Agree, CatLady, the hammer is way more fun than looking for a paper clip and much more cathartic :slight_smile:

My son’s ommipods often behave this way too, with site not absorbing as well on day 3, even though we use novolog. He has had diabetes for almost 7 years and is a muscular kid without a lot of fat pads, so he hasnt found a site that won’t become problematic with heavy use although it is better if he rotates areas. Abdomen, thighs and upper buttock. I’ve heard from multiple folks on this thread and our endo agreed that the strategy of using pump for basal and pen for boluses is a good way to handle this challenge, although its hard to get my busy teenager to do it consistently! But for kiddos its important to highlight that you only have to switch for LARGE boluses. They can bolus for their main meal estimate or for big corrections with the pen but still bolus via pump for a snack or just a few additional carbs. Or use the pump for boluses on the fly and the pen at home – the idea is just to decrease the # times that a large bolus goes thru the pump.

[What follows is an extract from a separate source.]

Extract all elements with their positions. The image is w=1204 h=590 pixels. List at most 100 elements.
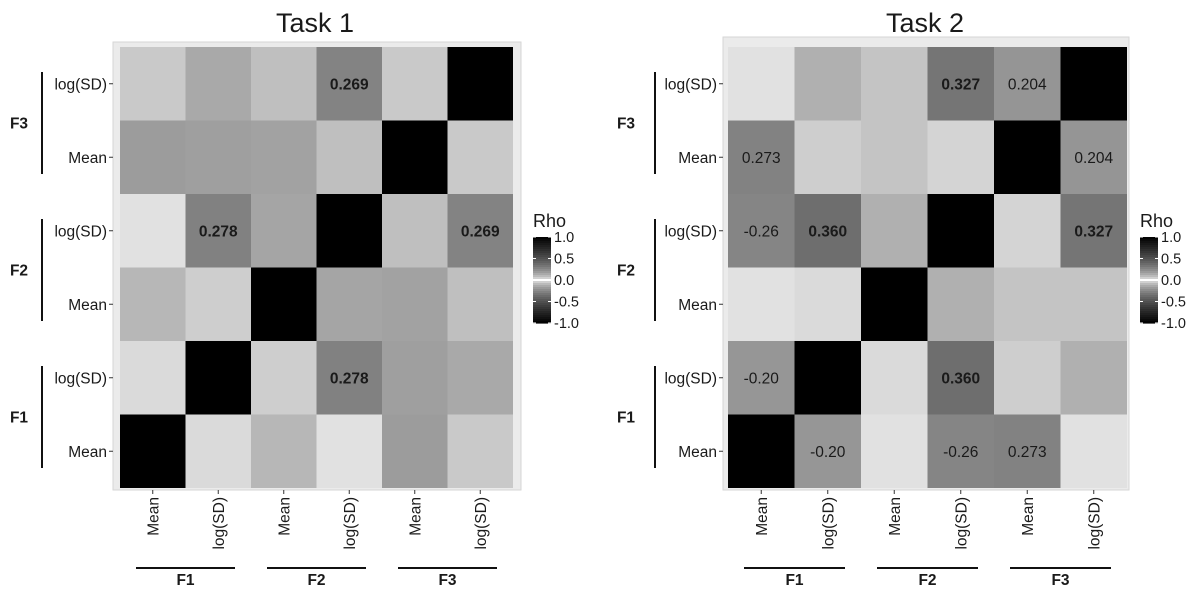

I think its easier to accept doing 2-3 shots a day rather than an indefinite higher number, and important to compromise to something acceptable to him, even at a young age. I’ve found that having my son be part of the decisions really helped keep us on the same team as he got older. Good luck, sounds like you are both doing a great job, and it gets easier!


@CatLady and @katiereeder: I agree with both….using the hammer the one time was surprisingly enjoyable!! “Don’t &#%@$ with me, Bert!”


@katiereeder solid advice!


I seem to have problems with specific lots. I don’t know what the difference is, but I can use one lot and have no issues, then a bunch of issues with a particular lot. I don’t know if I am reacting to something in particular, the depth, the cannula or what. I am attached to having a patch pump and don’t want a tubed pump, but the benefits of a tubed pump is you can change insets and depths. I know my endo’s theory is some brands of insulins clog an Omnipod easily. I use Humalog.

You can always call insulet for a replacement, I usually save them up to call in all at once. They will only change out 10 at once per call. I usually change mine out really easily and have my script written for changing every 2 days so I have a generous supply and don’t have to worry about how fast I am switching or using them etc. But my insurance covers whatever I need for a set price of $40.

I never used Apridra in my pump, but I did try it on MDI. It worked, but the timing of absorption was a little different.